Metabolism and nutrition disorders: Very common: hypophosphataemia. Rare: lactic acidosis.
Nervous system disorders: Very common: dizziness.
Respiratory, thoracic and mediastinal disorders: Very rare: dyspnoea.
Gastrointestinal disorders: Very common: diarrhoea, nausea, vomiting. Common: flatulence. Rare: pancreatitis.
Hepatobiliary disorders: Rare: increased transaminases. Very rare: hepatitis.
Musculoskeletal and connective tissue disorders: Not known: myopathy, osteomalacia (both associated with proximal renal tubulopathy).
Renal and urinary disorders: Rare: renal failure, acute renal failure, proximal tubulopathy (including Fanconi syndrome), increased creatinine. Very rare: acute tubular necrosis.
In addition, there have been post-marketing reports of nephritis and nephrogenic diabetes insipidus.
General disorders and administration site conditions: Very rare: asthenia.
Approximately 1% of tenofovir disoproxil fumarate treated patients discontinued treatment due to the gastrointestinal events.

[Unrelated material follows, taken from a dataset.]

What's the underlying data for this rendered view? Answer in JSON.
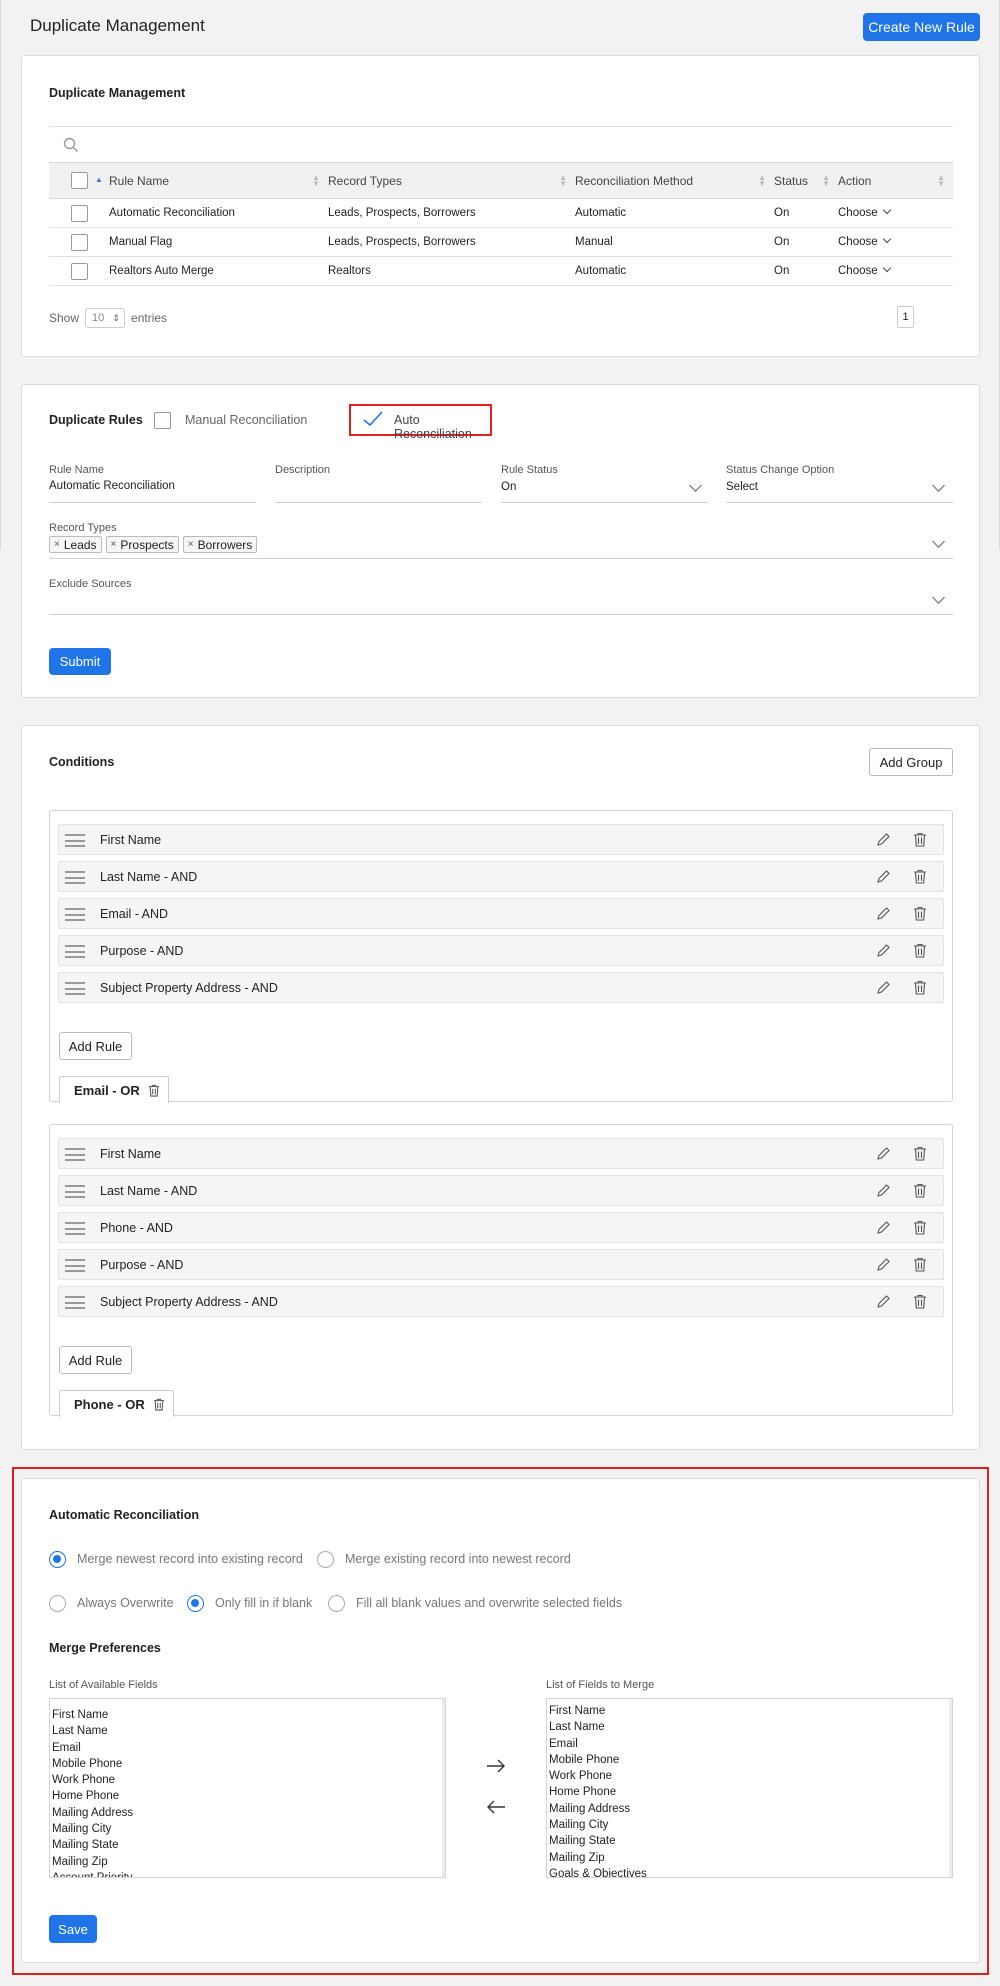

Combination antiretroviral therapy has been associated with metabolic abnormalities such as hypertriglyceridaemia, hypercholesterolaemia, insulin resistance, hyperglycaemia and hyperlactataemia.
Combination antiretroviral therapy has been associated with redistribution of body fat (lipodystrophy) in HIV patients including the loss of peripheral and facial subcutaneous fat, increased intra-abdominal and visceral fat, breast hypertrophy and dorsocervical fat accumulation (buffalo hump).
In HIV infected patients with severe immune deficiency at the time of initiation of combination antiretroviral therapy (CART), an inflammatory reaction to asymptomatic or residual opportunistic infections may arise.
Cases of osteonecrosis have been reported, particularly in patients with generally acknowledged risk factors, advanced HIV disease or long-term exposure to combination antiretroviral therapy (CART). The frequency of this is unknown.